Policy makers should not forget that the copyright ecosystem itself suffers from a lack of transparency. This means that AI developers will not be able – and therefore should not be required – to detail the author, the owner or even the title of the copyrighted materials that they have used as training data in their AI systems. This information simply does not exist out there for the vast majority of protected works and, unless right holders and those who represent them start releasing adequate information and attaching it to their works, it is impossible for AI developers to provide such detailed information.
AI developers also should not be expected to know which of their training materials are copyrightable. Introducing a specific requirement for this category of data adds legal complexity that is not needed nor advisable. For that and other reasons, we recommend in our policy paper that AI developers be required to be transparent about all of their training data, and not only about the data that is subject to copyright.
The fact that AI developers know so little about each of the materials that is being used to train their models should not, however, be a reason to abandon the transparency requirement.
In our view, those that are using publicly available datasets will probably comply with the transparency requirement simply by referring to the dataset, even if the dataset is lacking detailed information on each work.

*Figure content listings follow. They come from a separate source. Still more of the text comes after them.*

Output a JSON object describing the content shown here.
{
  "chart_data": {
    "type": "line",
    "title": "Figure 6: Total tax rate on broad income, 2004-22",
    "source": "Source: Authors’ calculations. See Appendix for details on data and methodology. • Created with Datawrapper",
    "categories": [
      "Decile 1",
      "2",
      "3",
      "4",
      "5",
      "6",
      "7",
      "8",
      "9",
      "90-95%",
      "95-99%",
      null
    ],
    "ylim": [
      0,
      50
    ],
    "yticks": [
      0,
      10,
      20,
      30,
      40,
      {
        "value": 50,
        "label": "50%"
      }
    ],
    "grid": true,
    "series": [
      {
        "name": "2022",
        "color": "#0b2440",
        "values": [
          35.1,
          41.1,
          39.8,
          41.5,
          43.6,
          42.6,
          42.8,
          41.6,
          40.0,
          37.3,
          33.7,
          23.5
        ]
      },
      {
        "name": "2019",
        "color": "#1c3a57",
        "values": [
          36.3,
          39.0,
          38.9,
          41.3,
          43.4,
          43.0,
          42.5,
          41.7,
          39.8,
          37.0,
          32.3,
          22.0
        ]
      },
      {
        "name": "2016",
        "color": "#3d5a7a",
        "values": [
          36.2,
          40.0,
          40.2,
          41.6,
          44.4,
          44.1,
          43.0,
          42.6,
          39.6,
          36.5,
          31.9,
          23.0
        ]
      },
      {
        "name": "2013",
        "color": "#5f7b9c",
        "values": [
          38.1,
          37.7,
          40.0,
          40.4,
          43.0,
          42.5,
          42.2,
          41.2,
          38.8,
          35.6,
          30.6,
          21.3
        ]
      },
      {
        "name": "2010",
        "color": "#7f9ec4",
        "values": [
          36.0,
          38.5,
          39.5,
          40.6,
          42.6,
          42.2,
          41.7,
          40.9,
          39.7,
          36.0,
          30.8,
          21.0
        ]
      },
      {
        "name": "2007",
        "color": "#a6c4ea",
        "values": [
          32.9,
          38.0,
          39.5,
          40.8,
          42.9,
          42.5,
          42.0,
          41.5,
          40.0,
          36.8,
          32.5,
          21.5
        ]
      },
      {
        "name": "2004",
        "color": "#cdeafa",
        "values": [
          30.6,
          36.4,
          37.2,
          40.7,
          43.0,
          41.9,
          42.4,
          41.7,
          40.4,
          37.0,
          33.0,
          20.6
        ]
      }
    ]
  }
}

Those that are willing to submit training data with a data thrust that would ensure the accessibility of the repository for purposes of assessing compliance with the law would probably also ensure a reasonable level of transparency.
The main problem is with those that are not disclosing any information about their training data, such as OpenAI. These need to be forced to make some sort of public documentation and disclosure and at least need to be able to show that they have not used copyrighted works that have an opt-out attached to it. And that begs for the question: how can creators and other right holders effectively reserve their training rights and opt-out of the commercial TDM exception?
Operationalizing the opt-out mechanism
In our recommendations for the national implementation of the TDM exceptions we suggested that the proper technical way to facilitate web mining was by the use of a protocol like robot.txt which creates a binary “mine”/“don’t mine” rule. However, this technical protocol has some significant limitations when it comes to its application in the context of data mining for AI training data.
Therefore, one of the recommendations in our policy paper is for the Commission to lead these technical discussions and provide guidance on how the opt-out is supposed to work in practice to end some of the uncertainty that exists among creators and other rights holders.
In order to encourage a fair and balanced approach to both the opt-out and the transparency issues, the Commission could convene a stakeholder dialogue and include all affected parties, namely AI developers, creators and rights holders as well as representatives of civil society and academia. The outcome of this dialogue should be a way to operationalise the opt-out system itself and the transparency requirements that will uphold such a system without placing a disproportionate burden on AI developers.
Getting this right would provide a middle ground that allows creators and other rights holders to protect their commercial AI training rights over their works while encouraging innovation and the development of generative AI models in the EU.